Botswana in talks to increase stake in De Beers

Botswana President, Masisi Mokgweetsi

BOTSWANA is in talks to increase its shareholding in De Beers, said Bloomberg News citing the comments of the country’s president Mokgweetsi Masisi.

“We are going to increase the shares that we have in De Beers,” Mokgweetsi Masisi told a political rally in Palapye, about 300 kilometers north of the capital Gaborone.

The government would also play a central role in selecting a new investor to replace Anglo at De Beers, according to Bloomberg’s article. It would require an investor prepared for the cyclical nature of the diamond business.

Mokgweetsi’s comments come a month after Anglo American CEO Duncan Wanblad unveiled a radical restructuring of the group that included the sale of the group’s 85% stake in De Beers.

Analysts, however say such a sale would be tricky to pull off. The diamond market is depressed so Anglo may struggle to extract value from the sale. Last year, the business made just $72m, though traditionally its profits have ranged between $500m and $1.5bn as the diamond industry swings from boom to bust.

Diamond mining is also highly specialised with a small range of potential buyers. But a third difficulty selling De Beers is in the diamond group itself as the company is a time-forged marriage between industrial specialisation and branding expertise that a single buyer might not want in its entirety.

“I think the best suitor would be someone that has deep pockets and can invest a sufficient amount in the business for the long term and someone like an LVMH [the French luxury group] could qualify in this way,” said Paul Zimnisky, an independent diamond analyst. “But I wouldn’t hold my breath.”

“A sale of De Beers to a sovereign fund at a price above $4bn would be a positive as well,” said Christopher LaFemina and Albert Realini, analysts at New York bank Jefferies, in a recent report. Its sum-of-the-parts valuation is $3.4bn for De Beers.

“We believe there is a good chance that De Beers is still in Anglo American come 2026,” Ben Davis, an analyst for investment bank Liberum was quoted in Miningmx last week as saying.

Al Cook, CEO of De Beers told News24 that De Beers was already preparing a possible spinout from Anglo as part of its Origins strategy aimed at breathing fresh life into the business. “It’s no accident that as these announcements are made, we’ve come forward with the strategy we now show,” he told the publication.

“For 124 out of 136 years that De Beers has existed, it hasn’t been part of Anglo American.

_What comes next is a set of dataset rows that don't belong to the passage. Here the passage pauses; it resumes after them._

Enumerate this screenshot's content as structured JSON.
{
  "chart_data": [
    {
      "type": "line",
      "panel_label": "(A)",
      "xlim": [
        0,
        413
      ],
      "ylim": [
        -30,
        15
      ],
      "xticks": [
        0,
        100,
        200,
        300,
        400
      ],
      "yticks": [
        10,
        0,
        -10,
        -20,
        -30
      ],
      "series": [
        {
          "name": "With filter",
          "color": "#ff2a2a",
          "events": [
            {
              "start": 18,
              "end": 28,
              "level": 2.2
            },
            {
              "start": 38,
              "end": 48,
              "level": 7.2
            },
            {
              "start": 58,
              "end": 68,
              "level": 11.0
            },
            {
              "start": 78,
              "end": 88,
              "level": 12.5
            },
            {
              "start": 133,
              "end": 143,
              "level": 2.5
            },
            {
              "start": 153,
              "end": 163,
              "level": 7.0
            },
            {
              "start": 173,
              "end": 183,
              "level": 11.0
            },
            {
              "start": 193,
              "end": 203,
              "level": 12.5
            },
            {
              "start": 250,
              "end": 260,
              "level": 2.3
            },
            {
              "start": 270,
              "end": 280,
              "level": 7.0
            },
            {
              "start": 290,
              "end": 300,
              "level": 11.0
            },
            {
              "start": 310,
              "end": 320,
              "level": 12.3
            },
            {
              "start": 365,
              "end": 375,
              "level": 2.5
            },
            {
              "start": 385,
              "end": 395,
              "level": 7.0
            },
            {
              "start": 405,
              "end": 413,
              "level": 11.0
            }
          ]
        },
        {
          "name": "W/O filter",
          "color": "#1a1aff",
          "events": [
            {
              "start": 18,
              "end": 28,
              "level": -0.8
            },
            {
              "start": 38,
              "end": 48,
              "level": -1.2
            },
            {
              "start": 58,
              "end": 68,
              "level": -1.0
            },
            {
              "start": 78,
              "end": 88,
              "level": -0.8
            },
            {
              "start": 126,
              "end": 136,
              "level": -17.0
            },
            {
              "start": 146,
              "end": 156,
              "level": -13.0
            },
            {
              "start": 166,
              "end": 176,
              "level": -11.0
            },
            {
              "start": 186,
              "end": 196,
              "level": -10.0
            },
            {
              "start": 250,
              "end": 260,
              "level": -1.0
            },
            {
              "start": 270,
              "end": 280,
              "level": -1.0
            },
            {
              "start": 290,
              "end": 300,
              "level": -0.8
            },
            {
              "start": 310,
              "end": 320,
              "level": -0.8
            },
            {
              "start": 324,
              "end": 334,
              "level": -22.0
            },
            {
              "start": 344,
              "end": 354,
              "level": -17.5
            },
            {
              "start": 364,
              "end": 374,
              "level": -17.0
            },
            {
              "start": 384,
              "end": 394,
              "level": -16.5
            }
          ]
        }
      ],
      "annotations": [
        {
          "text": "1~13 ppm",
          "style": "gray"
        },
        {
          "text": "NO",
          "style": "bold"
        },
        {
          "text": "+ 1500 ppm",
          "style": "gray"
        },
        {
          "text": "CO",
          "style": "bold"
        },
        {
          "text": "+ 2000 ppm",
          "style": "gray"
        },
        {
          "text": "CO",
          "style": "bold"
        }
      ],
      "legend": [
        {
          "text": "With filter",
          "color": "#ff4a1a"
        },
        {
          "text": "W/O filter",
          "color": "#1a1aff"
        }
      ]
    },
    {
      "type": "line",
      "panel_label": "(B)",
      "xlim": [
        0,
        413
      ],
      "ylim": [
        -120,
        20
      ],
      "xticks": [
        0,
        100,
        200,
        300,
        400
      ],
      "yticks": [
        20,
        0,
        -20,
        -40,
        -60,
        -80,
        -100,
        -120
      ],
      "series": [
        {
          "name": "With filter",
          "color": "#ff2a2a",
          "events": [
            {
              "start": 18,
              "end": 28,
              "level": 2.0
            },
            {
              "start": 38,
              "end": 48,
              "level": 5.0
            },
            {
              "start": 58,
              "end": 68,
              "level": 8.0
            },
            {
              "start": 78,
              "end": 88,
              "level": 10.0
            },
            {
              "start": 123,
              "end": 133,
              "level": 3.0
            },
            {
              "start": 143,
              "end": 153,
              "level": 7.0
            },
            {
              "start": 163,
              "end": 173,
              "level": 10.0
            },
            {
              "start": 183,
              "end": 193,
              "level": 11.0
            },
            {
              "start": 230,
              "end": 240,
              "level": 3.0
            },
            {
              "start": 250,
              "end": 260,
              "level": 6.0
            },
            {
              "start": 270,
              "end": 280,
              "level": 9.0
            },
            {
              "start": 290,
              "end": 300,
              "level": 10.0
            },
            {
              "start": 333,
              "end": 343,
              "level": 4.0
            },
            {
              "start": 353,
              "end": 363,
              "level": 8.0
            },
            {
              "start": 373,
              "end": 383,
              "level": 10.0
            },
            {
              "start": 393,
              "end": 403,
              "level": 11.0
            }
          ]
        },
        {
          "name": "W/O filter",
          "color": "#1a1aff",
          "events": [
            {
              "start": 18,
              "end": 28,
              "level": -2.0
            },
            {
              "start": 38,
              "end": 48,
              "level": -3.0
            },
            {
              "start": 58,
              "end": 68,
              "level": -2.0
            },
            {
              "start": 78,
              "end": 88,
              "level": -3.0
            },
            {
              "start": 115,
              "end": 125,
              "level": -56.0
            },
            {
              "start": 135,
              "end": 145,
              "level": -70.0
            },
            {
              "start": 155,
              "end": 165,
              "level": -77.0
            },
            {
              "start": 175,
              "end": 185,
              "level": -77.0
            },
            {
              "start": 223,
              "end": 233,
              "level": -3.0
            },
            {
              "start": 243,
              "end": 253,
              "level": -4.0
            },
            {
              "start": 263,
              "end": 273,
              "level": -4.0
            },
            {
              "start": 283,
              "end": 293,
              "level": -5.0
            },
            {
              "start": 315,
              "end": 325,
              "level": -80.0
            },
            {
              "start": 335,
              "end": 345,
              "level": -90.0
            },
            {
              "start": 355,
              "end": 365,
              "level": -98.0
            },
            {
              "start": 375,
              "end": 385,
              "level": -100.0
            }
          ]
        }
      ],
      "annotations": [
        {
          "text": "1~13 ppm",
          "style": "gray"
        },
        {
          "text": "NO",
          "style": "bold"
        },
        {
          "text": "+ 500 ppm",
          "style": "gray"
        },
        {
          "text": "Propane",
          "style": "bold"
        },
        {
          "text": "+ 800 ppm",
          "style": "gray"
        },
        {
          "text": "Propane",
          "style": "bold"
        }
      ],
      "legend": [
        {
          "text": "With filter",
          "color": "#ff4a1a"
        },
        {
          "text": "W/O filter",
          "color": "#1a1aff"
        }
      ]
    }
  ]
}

And I think there’s a sense of confidence [in the journey ahead] because of that,” he said.

“A change like this always raises more questions than answers in the early stage, but I think there is a sense actually that De Beers was a great company prior to 2012 …and will be a great company beyond Anglo American.”

“I believe that a De Beers independent of Anglo American is better than a De Beers within Anglo American.”